The Saints snatched Klein up real early in free agency this offseason with a really nice contract for a free agent linebacker. Making him the highest paid linebacker on the roster by a nice margin. The details are very telling with a three-year, $15 million deal, with nearly $10 million guaranteed. That is basically $5 million a year and not something to overlook.

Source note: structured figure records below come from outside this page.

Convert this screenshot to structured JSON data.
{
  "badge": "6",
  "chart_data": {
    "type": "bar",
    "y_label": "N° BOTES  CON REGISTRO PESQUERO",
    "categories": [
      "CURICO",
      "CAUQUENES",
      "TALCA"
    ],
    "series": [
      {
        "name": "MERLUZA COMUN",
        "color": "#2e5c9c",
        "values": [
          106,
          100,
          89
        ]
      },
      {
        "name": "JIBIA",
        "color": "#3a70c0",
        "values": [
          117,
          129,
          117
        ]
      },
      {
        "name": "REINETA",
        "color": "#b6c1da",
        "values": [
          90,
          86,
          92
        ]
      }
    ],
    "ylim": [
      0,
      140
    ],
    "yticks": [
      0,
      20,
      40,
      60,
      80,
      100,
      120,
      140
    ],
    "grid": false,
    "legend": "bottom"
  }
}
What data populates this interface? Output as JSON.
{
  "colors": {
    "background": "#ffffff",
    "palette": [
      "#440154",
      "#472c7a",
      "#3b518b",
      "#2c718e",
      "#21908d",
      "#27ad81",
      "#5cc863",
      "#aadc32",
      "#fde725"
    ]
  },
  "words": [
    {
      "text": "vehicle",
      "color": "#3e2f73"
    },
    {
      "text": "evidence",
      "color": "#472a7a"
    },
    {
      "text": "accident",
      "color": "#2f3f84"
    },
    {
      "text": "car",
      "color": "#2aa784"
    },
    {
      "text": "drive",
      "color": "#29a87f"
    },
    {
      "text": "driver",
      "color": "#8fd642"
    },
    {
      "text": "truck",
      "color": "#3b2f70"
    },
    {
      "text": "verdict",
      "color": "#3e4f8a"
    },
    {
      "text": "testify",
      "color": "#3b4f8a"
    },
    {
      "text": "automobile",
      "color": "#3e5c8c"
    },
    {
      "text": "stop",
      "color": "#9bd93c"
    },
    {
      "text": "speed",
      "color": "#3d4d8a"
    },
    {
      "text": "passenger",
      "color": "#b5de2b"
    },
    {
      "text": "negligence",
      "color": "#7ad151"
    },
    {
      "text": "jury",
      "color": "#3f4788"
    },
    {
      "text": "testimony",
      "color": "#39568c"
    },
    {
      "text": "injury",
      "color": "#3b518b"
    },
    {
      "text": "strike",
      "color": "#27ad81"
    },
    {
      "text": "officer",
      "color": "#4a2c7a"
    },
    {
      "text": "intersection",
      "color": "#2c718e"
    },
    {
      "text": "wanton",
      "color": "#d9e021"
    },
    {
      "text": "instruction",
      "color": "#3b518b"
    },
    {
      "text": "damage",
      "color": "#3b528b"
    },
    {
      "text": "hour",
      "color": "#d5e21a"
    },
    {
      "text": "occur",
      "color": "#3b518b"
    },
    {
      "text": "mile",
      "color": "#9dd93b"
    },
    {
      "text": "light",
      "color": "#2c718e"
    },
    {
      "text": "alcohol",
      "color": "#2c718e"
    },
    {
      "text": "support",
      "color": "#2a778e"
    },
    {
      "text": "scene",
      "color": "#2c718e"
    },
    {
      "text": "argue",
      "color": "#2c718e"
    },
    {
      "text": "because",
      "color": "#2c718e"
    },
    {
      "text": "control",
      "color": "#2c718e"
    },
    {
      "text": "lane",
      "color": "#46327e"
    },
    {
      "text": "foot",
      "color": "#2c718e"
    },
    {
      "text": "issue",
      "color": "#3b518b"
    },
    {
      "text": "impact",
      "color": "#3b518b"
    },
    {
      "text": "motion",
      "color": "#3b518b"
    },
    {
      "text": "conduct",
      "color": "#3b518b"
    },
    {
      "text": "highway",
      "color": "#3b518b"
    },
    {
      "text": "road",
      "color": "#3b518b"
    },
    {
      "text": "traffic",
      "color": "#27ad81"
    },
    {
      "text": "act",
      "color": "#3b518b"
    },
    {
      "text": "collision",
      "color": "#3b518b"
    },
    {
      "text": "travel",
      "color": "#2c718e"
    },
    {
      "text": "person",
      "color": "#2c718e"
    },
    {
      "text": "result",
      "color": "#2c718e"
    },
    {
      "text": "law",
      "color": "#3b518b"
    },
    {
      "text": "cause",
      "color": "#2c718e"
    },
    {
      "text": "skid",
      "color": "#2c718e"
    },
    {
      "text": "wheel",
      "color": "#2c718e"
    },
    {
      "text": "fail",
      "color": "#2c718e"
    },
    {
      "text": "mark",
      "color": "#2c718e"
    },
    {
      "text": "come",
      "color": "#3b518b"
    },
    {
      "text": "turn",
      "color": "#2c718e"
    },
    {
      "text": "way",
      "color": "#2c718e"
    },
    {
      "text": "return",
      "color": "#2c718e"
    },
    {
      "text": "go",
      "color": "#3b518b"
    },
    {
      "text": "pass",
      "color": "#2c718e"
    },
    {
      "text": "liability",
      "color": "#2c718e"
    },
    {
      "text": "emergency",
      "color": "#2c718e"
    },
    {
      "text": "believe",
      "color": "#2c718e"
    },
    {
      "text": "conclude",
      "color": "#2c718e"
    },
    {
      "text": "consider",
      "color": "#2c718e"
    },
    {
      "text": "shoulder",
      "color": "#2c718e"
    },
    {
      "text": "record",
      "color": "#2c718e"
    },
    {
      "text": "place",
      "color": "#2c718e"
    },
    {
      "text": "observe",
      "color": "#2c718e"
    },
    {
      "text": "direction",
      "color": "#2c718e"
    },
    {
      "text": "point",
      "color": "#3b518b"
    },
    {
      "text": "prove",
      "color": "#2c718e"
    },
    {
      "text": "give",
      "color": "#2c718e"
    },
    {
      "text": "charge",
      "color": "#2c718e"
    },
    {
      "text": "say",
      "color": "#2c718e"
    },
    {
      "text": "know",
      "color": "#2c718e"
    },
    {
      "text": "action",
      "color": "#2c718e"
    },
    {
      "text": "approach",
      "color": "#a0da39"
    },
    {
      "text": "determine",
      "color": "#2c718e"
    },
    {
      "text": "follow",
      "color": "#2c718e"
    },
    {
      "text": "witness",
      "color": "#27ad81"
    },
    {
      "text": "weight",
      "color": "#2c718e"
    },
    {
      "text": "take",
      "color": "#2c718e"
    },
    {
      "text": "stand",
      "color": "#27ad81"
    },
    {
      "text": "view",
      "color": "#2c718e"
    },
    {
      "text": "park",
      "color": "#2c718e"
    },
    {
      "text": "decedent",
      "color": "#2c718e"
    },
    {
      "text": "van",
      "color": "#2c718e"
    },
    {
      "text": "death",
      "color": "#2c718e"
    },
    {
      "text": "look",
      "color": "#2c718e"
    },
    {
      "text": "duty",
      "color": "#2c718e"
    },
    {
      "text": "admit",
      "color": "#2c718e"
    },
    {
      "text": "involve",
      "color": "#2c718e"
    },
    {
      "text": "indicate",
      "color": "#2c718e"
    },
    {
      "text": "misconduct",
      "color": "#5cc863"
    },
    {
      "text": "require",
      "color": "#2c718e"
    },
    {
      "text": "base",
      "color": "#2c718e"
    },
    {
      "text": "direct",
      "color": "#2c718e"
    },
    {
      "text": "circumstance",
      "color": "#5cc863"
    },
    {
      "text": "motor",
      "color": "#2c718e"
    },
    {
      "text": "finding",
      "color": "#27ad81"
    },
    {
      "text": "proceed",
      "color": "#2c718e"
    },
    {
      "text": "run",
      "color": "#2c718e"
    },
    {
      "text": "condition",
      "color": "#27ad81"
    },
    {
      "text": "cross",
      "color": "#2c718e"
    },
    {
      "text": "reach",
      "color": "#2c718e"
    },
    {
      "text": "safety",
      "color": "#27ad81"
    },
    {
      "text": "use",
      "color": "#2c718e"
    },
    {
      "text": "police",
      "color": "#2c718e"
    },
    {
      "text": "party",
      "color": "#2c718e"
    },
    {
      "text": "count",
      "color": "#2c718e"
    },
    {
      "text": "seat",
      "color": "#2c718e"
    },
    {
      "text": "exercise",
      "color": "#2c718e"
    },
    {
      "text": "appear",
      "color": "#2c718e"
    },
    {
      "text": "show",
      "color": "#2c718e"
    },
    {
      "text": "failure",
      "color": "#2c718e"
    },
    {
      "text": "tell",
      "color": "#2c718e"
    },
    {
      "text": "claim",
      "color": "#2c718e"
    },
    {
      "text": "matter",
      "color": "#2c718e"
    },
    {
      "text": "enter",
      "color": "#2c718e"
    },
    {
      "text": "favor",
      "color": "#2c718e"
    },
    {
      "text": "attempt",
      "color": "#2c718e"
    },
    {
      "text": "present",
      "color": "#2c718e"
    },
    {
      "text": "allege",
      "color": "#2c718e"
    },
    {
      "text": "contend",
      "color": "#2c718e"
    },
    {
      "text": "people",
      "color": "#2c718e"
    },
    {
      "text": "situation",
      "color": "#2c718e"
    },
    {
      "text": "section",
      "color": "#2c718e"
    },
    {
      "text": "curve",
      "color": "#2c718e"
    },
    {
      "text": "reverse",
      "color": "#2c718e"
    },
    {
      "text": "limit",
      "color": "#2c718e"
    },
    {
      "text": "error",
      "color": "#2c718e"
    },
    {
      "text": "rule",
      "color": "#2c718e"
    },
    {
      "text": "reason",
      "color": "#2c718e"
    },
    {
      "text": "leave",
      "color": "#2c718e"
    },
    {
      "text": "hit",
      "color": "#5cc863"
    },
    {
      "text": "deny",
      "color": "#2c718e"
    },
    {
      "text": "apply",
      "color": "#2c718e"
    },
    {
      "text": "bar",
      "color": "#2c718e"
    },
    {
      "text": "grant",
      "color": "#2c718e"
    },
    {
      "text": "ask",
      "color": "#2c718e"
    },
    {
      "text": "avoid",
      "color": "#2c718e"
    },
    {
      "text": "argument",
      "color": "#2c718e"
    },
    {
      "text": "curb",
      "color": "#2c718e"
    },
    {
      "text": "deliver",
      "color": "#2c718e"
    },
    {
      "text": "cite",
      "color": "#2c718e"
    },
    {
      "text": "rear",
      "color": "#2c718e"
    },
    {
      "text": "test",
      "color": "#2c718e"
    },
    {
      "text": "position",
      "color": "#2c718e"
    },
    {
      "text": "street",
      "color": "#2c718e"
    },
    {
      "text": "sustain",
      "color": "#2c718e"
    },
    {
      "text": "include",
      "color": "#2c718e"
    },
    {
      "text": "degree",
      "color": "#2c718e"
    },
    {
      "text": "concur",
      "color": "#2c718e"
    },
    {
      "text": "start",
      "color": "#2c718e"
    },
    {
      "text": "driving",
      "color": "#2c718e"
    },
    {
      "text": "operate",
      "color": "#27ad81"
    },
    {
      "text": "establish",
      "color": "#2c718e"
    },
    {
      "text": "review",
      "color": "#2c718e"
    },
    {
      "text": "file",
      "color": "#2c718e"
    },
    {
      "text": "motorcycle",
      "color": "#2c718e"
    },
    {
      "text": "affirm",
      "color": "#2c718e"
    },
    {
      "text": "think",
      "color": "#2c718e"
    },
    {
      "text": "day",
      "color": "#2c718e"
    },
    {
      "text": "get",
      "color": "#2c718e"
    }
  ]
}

Contracts to me are always important to look at in finding players with a future and becoming relevant in fantasy football, and this one stands out. They have paid him “starter” money for a reason and I believe we will see exactly why in 2017.
2017 Outlook: The New Orleans Saints happen to use the same defensive scheme as the Panthers, so Klein will be able to step right in and showcase his speed and instincts easily for them. He is a big linebacker that can shed blocks and help shut down the run game while adding his experience of being the defensive play caller on the field. I believe he was brought in to man the middle linebacker position and lead the New Orleans defensive unit this year. There will be no downside in obtaining him through a trade or off the waiver wire. At the moment he is my #1 suggested pick up in finding IDPs for 2017.
2017 production level: Solid LB1
Thanks for reading and good luck finding your IDP glory.